This type of divorce is for anyone whose spouse will be confined to a mental institution for at least 18 months because of “insanity or [a] serious mental disorder.” There must also be little chance that the spouse will be cured or discharged in that 18 month period.
Types of No-Fault Divorce in Pennsylvania
In Pennsylvania, there are two different types of no-fault divorce, authorized under 23 Pa.C.S. § 3301(c) – Mutual consent, and § 3301(d) – Irretrievable breakdown. These are both “no-fault” divorces, but legally work differently, mostly in how the filing works. For this reason, they can be thought of as different “types” of no-fault divorces.

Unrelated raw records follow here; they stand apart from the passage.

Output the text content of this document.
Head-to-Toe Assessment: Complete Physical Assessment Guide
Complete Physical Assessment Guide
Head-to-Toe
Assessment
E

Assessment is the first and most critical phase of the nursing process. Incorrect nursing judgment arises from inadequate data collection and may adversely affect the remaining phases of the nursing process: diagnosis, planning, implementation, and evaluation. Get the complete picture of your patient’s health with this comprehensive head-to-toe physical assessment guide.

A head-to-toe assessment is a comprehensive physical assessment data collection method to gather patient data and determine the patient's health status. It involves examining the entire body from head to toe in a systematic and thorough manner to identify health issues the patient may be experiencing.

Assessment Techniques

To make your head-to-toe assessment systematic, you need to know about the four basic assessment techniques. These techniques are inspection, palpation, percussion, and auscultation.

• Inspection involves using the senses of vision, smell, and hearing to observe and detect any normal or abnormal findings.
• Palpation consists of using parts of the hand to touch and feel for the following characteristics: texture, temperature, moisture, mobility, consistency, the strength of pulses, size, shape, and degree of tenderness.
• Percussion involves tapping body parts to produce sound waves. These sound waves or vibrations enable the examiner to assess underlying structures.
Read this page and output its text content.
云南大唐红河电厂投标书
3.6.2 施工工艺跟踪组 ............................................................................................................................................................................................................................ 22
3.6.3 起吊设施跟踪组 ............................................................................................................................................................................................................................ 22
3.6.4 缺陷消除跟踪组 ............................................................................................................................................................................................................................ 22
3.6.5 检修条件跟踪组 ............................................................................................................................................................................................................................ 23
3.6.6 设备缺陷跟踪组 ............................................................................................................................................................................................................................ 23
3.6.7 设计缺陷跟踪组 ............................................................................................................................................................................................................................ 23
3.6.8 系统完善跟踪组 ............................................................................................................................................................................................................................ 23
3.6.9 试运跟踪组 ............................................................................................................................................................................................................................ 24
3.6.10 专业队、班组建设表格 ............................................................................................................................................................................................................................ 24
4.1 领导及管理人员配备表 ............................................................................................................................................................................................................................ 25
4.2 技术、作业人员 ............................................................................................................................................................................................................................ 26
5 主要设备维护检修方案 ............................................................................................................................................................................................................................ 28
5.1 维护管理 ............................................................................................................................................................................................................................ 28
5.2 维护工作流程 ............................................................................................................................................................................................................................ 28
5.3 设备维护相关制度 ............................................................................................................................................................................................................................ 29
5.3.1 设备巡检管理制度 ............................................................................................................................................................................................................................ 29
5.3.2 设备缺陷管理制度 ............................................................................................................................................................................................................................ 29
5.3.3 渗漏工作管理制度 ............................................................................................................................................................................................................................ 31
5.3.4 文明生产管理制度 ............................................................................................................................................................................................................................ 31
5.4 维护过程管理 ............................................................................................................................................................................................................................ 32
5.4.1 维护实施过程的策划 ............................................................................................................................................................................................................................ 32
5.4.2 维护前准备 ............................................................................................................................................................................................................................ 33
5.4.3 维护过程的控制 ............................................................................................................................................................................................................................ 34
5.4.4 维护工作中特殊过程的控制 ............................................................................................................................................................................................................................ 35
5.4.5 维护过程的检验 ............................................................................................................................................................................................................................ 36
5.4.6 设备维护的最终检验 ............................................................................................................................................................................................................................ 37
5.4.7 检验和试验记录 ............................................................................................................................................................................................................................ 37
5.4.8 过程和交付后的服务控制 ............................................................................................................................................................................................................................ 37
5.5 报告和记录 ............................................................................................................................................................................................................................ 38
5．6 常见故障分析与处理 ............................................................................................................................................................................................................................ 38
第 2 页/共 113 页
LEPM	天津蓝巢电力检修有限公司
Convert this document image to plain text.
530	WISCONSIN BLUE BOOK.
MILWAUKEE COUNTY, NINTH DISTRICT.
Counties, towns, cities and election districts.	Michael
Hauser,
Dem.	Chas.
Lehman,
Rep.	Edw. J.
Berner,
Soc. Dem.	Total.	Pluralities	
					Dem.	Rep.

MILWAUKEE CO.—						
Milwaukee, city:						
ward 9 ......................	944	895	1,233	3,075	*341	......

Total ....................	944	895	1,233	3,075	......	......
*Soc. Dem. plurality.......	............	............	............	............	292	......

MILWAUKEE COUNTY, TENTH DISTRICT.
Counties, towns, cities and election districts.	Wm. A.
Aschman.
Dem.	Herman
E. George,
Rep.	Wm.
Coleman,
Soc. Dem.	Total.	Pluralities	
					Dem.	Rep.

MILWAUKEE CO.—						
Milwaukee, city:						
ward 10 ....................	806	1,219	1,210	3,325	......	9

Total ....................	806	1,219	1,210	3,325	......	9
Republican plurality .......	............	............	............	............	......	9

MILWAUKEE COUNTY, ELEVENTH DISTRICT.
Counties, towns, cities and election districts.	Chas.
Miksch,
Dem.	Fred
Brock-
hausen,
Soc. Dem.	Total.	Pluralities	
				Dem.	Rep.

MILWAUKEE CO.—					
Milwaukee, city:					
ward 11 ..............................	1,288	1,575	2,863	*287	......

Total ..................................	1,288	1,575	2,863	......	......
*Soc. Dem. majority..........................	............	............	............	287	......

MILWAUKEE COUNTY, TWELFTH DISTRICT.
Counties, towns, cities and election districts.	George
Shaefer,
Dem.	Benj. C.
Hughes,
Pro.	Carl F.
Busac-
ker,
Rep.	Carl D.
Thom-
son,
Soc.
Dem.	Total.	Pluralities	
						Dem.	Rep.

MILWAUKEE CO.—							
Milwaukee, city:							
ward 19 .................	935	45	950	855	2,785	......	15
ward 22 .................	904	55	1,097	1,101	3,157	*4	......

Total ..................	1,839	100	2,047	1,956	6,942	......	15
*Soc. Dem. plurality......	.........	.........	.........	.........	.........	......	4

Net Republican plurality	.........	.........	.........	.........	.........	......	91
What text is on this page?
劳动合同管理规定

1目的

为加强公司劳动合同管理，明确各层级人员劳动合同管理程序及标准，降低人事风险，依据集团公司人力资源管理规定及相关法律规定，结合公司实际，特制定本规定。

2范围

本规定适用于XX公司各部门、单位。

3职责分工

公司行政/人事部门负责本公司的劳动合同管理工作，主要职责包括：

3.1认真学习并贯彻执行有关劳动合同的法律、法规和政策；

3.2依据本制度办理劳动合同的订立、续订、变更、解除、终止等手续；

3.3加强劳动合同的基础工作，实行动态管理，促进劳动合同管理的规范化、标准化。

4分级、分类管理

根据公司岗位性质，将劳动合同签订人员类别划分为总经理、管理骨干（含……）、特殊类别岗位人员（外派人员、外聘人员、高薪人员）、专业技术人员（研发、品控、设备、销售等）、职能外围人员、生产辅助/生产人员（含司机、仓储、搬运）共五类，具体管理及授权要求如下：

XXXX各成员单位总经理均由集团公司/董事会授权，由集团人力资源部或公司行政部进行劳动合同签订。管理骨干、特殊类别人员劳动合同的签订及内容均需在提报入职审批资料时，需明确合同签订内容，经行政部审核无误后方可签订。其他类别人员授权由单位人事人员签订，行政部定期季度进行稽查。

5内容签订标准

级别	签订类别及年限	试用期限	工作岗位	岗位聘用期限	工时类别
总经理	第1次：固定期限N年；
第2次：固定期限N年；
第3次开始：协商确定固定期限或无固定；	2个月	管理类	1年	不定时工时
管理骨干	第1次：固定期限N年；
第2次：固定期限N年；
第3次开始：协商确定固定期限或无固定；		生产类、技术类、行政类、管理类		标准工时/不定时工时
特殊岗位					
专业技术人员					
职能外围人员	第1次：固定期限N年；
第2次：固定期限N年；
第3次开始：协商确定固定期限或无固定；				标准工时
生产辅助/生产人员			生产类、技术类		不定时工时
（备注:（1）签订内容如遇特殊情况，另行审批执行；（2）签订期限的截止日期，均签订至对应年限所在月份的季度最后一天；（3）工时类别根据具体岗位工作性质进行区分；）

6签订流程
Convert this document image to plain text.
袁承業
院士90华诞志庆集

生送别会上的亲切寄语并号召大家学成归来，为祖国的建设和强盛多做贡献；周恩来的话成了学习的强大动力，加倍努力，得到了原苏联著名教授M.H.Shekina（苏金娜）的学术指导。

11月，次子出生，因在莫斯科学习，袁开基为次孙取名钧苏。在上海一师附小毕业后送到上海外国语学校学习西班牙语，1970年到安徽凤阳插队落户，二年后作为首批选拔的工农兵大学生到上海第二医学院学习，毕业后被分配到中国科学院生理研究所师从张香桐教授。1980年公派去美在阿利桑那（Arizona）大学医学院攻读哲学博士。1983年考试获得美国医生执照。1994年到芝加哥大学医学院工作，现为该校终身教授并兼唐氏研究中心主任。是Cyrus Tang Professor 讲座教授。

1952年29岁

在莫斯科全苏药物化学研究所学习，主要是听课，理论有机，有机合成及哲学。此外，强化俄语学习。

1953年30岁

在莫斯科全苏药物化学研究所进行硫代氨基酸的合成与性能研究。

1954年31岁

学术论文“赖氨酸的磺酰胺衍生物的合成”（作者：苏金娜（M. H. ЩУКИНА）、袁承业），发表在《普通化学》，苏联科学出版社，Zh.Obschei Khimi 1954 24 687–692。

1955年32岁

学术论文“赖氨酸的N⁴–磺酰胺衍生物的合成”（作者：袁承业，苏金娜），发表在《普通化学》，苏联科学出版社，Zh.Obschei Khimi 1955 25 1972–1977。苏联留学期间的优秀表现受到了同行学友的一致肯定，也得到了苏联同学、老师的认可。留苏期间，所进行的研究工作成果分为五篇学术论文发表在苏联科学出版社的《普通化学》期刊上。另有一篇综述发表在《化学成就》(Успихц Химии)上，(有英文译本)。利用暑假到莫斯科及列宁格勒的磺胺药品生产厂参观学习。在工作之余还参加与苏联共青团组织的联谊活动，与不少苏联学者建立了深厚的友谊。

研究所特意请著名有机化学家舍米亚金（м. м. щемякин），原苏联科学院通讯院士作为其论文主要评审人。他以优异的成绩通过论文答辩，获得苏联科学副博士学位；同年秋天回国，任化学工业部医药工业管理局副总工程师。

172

Both of these types rely upon the grounds that the marriage is “irretrievably broken.” This is nothing to fear, and is not an admission of failure or anything negative. It merely means that the marriage is not working, and cannot be fixed.
Mutual Consent Divorce
A mutual consent divorce under § 3301(c) requires some teamwork between the parties. Under this type of divorce, both parties file affidavits with the court. An affidavit is a sworn, signed statement, and in their affidavits, both parties agree to the divorce.
The initial filing for this type of divorce must allege that the marriage is irretrievably broken, but this is more of a technicality – the important part is that the parties both agree to the divorce. Additionally, there is a 90-day waiting period between filing and finalizing the divorce, just in case anyone changes their mind. After that period, the divorce can be finalized cheaply and easily.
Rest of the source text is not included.